It is, however, assholishness to expect *any* package you’re not personally paying for support on to come as anything other than ‘as-is’ ‘no warranty’ ‘caveat downloader’.
It’s not ‘business’ if you’re not getting paid.
Jonathan Cast
1

What a load of bullshit.

The only thing this package creator had to do was deprecate their package and then others could have forked it if they wanted to continue maintaining it, and then evaluating a new owner’s credentials and work would be relevant. Up until that point it demonstrated that it was reliable, transparent, and not a risk.

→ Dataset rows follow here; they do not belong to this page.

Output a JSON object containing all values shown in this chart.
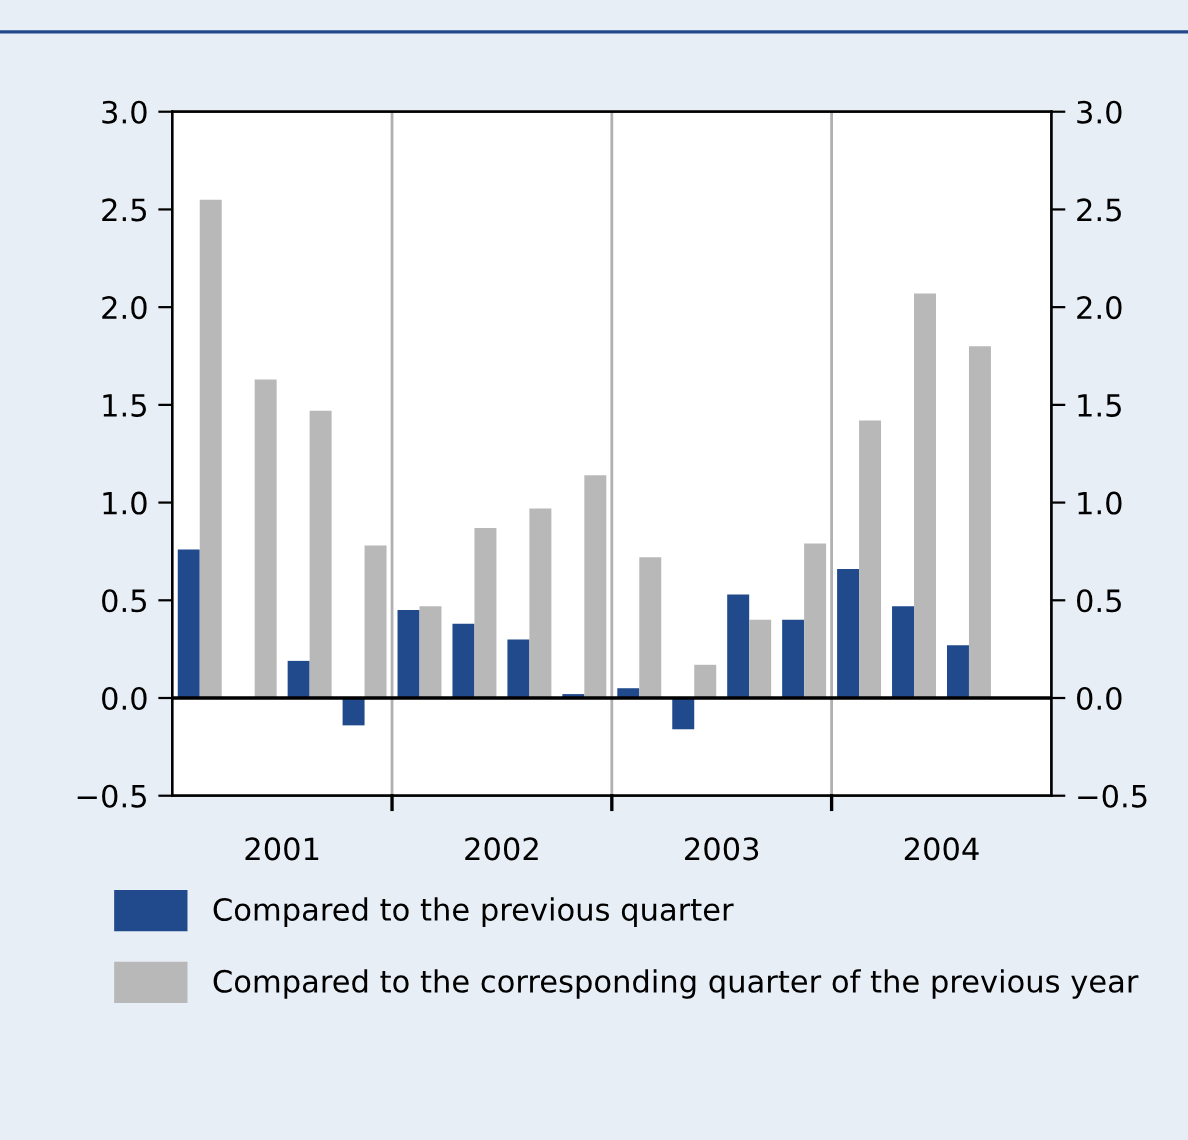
{
  "chart_data": {
    "type": "bar",
    "categories": [
      null,
      null,
      null,
      null,
      null,
      null,
      null,
      null,
      null,
      null,
      null,
      null,
      null,
      null,
      null,
      null
    ],
    "series": [
      {
        "name": "Compared to the previous quarter",
        "color": "#204a8c",
        "values": [
          0.76,
          0.0,
          0.19,
          -0.14,
          0.45,
          0.38,
          0.3,
          0.02,
          0.05,
          -0.16,
          0.53,
          0.4,
          0.66,
          0.47,
          0.27,
          null
        ]
      },
      {
        "name": "Compared to the corresponding quarter of the previous year",
        "color": "#b8b8b8",
        "values": [
          2.55,
          1.63,
          1.47,
          0.78,
          0.47,
          0.87,
          0.97,
          1.14,
          0.72,
          0.17,
          0.4,
          0.79,
          1.42,
          2.07,
          1.8,
          null
        ]
      }
    ],
    "annotations": [
      "2001",
      "2002",
      "2003",
      "2004"
    ],
    "ylim": [
      -0.5,
      3.0
    ],
    "yticks": [
      {
        "value": -0.5,
        "label": "−0.5"
      },
      {
        "value": 0,
        "label": "0.0"
      },
      {
        "value": 0.5,
        "label": "0.5"
      },
      {
        "value": 1,
        "label": "1.0"
      },
      {
        "value": 1.5,
        "label": "1.5"
      },
      {
        "value": 2,
        "label": "2.0"
      },
      {
        "value": 2.5,
        "label": "2.5"
      },
      {
        "value": 3,
        "label": "3.0"
      }
    ],
    "y2lim": [
      -0.5,
      3.0
    ],
    "y2ticks": [
      {
        "value": -0.5,
        "label": "−0.5"
      },
      {
        "value": 0,
        "label": "0.0"
      },
      {
        "value": 0.5,
        "label": "0.5"
      },
      {
        "value": 1,
        "label": "1.0"
      },
      {
        "value": 1.5,
        "label": "1.5"
      },
      {
        "value": 2,
        "label": "2.0"
      },
      {
        "value": 2.5,
        "label": "2.5"
      },
      {
        "value": 3,
        "label": "3.0"
      }
    ],
    "ref_lines": [
      {
        "axis": "y",
        "value": 0,
        "color": "#000000"
      }
    ],
    "legend": "bottom"
  }
}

Instead they handed it to a random person, giving that person access to millions of users, and that person turned out to be a bad actor.

But sure, I’m entitled and there’s absolutely no blame to be had by the person who controlled the package. And I’m sure you painstakingly deconstruct and vet every single package you use.

Edit: Also, the irony is that someone did painstakingly dissect this malicious attack and pieced together what happened thanks to git history among other things, and then brought it to the larger community so we can even have this discussion about whether the responsibility should’ve been on the owner or the user.

Products must be transparent and honest about how they work and what they do — other industries are heavily regulated. Tech has just moved too fast for regulation to keep up. But regulation is not inherently a bad thing, it’s what protects us from harmful chemicals in our food, hygiene products, etc., and it’s what ensures people aren’t exploited or discriminated against. The list goes on.